Sejenak membangun ruang kontempelasi internal untuk berdialektika dengan diri dan mencoba segala komposisi untuk meramu keselarasan iman dan produktivitas
Kerja….Kerja….Kerja!!! itu adalah slogan yang digaungkan oleh pemerintah kita. Banyak pro dan kontra dalam menanggapi slogan itu. Tapi terlepas dari itu, harus kita akui bahwa memang benar secara realita. Ini lah yang terjadi, tuntutan untuk mengikuti gejolak kemajuan zaman dimana itu berorientasi dengan produktivitas materialistik. Kerja….kerja….kerja!!!

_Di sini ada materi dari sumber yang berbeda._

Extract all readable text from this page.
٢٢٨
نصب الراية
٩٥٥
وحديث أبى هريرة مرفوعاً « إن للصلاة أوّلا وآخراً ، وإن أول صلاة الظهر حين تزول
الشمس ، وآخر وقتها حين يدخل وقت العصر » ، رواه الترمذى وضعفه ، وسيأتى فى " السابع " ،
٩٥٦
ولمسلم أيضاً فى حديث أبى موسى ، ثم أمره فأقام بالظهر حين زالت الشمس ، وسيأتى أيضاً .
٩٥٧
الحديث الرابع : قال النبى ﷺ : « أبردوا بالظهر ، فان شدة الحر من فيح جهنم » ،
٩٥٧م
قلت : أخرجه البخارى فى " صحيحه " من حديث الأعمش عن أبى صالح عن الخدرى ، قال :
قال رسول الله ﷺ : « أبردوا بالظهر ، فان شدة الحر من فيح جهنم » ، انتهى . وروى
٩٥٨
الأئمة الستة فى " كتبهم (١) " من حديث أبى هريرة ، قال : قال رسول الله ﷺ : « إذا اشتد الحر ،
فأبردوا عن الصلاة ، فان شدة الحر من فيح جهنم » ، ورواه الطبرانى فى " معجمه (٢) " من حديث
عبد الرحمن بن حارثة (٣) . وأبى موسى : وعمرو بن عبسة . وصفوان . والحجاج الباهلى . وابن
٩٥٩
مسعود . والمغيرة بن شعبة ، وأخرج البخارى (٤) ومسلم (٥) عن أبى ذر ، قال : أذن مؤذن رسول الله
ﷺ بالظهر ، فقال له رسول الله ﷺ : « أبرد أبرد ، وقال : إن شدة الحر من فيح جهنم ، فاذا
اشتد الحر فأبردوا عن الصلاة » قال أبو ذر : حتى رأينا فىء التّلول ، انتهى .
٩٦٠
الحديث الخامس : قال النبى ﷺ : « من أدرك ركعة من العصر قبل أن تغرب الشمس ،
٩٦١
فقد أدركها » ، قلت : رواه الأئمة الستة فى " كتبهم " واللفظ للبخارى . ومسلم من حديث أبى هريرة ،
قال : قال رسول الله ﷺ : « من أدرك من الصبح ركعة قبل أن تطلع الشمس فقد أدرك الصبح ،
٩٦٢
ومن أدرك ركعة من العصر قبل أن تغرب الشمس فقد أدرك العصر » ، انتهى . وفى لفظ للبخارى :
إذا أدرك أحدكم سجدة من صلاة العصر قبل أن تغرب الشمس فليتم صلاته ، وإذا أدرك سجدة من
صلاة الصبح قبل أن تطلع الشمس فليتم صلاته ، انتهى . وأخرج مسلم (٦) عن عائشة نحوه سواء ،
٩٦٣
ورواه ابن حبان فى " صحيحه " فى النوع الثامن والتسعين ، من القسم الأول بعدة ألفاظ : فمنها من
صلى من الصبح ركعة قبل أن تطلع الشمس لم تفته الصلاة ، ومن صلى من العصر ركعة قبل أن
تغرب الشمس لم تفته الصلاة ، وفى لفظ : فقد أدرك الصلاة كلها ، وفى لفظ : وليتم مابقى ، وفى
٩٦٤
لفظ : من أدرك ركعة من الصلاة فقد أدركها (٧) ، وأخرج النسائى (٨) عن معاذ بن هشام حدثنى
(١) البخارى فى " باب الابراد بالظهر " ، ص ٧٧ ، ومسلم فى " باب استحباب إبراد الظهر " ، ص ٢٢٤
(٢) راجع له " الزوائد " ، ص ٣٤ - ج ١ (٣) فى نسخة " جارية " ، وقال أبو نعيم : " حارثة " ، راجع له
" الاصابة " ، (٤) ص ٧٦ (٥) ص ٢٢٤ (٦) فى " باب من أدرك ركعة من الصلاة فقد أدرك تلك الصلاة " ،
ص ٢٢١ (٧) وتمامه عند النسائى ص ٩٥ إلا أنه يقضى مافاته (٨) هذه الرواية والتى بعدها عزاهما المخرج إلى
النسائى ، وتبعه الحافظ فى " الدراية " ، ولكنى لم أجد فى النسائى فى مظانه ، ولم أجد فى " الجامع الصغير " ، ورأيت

Kita perlu makan, minum, membayar biaya tempat tinggal dan segala kebutuhan primernya. Tak lupa hal yang sandang menjadi sektor sekunder untuk menopang kelancaran menjalani hidup sehari – hari. Ada juga mungkin sebagian dari kita gara – gara mengikuti trend metropolitan, perihal gaya hidup atau lifestyle kita jadikan sebagai hal yang pokok. Padahal sebenarnya itu merupakan kebutuhan tersier.
Dan faktanya kenaikan harga kebutuhan itu berjalan linier dengan jalannya waktu. Jadi makin kesini harga kebutuhan pokok untuk melangsungkan hidup mengalami kenaikan. Selain mengalami kenaikan, proporsional kebutuhan pun menjadi campur aduk antara yg primer, sekunder, dan tersier. Ini lah kenapa kita selalu menuntut diri untuk meningkatkan produktivitas materi untuk bertahan mengikuti perkembangan zaman.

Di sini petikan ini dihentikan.